COLUMBUS, Ohio — A ballot battle in Ohio that pits the union rights of public workers against Republican efforts to shrink government and limit organized labor's reach culminates Tuesday in a vote with political consequences from statehouses to Pennsylvania Avenue.
A question called Issue 2 asks voters to accept or reject a voluminous rewrite of Ohio's collective bargaining law that GOP Gov. John Kasich signed in March, less than three months after his party regained power in the closely divided swing state.
Thousands descended on the Statehouse in protest of the legislation known as Senate Bill 5, prompting state officials at one point to lock the doors out of concern for lawmakers' safety.
The legislation affects more than 350,000 police, firefighters, teachers, nurses and other government workers. It sets mandatory health care and pension minimums for unionized government employees, bans public worker strikes, scraps binding arbitration and prohibits basing promotions solely on seniority.
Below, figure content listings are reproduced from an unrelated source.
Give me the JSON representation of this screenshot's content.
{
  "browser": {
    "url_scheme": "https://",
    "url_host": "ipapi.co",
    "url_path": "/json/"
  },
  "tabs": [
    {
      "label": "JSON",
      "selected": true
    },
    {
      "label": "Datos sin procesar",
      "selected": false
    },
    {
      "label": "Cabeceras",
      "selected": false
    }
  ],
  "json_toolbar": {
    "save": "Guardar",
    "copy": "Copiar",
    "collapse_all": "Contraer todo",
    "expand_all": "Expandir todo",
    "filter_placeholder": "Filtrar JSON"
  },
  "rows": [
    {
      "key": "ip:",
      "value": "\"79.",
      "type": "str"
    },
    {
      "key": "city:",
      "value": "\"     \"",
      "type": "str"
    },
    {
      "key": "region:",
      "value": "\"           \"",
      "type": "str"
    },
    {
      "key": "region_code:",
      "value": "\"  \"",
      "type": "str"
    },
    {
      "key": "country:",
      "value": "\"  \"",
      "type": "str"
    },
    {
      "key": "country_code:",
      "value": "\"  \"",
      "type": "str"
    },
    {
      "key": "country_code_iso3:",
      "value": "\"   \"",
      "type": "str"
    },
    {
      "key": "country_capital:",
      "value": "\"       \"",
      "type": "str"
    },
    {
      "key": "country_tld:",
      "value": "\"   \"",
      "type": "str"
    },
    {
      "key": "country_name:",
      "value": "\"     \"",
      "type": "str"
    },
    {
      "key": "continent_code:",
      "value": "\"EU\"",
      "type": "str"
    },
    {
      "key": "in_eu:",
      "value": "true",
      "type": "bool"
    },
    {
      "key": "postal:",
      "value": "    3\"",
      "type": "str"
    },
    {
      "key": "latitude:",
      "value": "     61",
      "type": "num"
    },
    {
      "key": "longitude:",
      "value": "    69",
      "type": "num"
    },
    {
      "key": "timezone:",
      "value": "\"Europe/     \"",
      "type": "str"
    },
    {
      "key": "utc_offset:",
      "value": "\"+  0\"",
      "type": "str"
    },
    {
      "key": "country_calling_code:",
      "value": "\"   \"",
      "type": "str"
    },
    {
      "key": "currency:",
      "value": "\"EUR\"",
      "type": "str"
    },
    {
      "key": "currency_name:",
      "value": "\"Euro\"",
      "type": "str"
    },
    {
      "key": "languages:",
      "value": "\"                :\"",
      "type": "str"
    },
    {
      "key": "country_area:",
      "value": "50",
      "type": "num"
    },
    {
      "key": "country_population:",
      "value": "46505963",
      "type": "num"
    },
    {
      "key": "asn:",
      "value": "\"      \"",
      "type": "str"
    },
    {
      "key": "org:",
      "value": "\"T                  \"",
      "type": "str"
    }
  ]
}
By including police and firefighters, Ohio's bill went further than Wisconsin's, which was the first in a series of union-limiting measures plugged by Republican governors this year as they faced deep budget holes and a tea party movement fed up with government excess. Democratic governors, including New York's Andrew Cuomo and Connecticut's Dannel Malloy, have also faced down their public employee unions in attempts to rein in costs.
That's why labor badly needs a win in Ohio, said Lee Adler, who teaches labor issues at Cornell University's New York State School of Industrial and Labor Relations.
"If the governor of Ohio is able to hold the line on the legislation that was passed, then it would be a very significant setback for public sector workers and public sector unions in the U.S.," he said. "Likewise, if the other result happens, then it would certainly provide a considerable amount of hope that, with the proper kind of mobilization and the proper kind of targeting, some of the retrenchment that has been directed at public sector workers can be combated."
Victory could also galvanize support and build energy within the Democratic-leaning labor movement ahead of the 2012 presidential election, a potential boon for President Obama's re-election effort.
We Are Ohio, the labor-backed coalition fighting the law, had raised more than $24 million as of mid-October — more than Obama, John McCain and 18 other presidential contenders raised in combined Ohio contributions during the 2008 presidential election, according to Federal Election Commission data.
Building a Better Ohio, the business-fueled proponent campaign, has raised $8 million. Outside groups including FreedomWorks, Americans for Prosperity and the Virginia-based Alliance for America's Future are also rallying support for the law.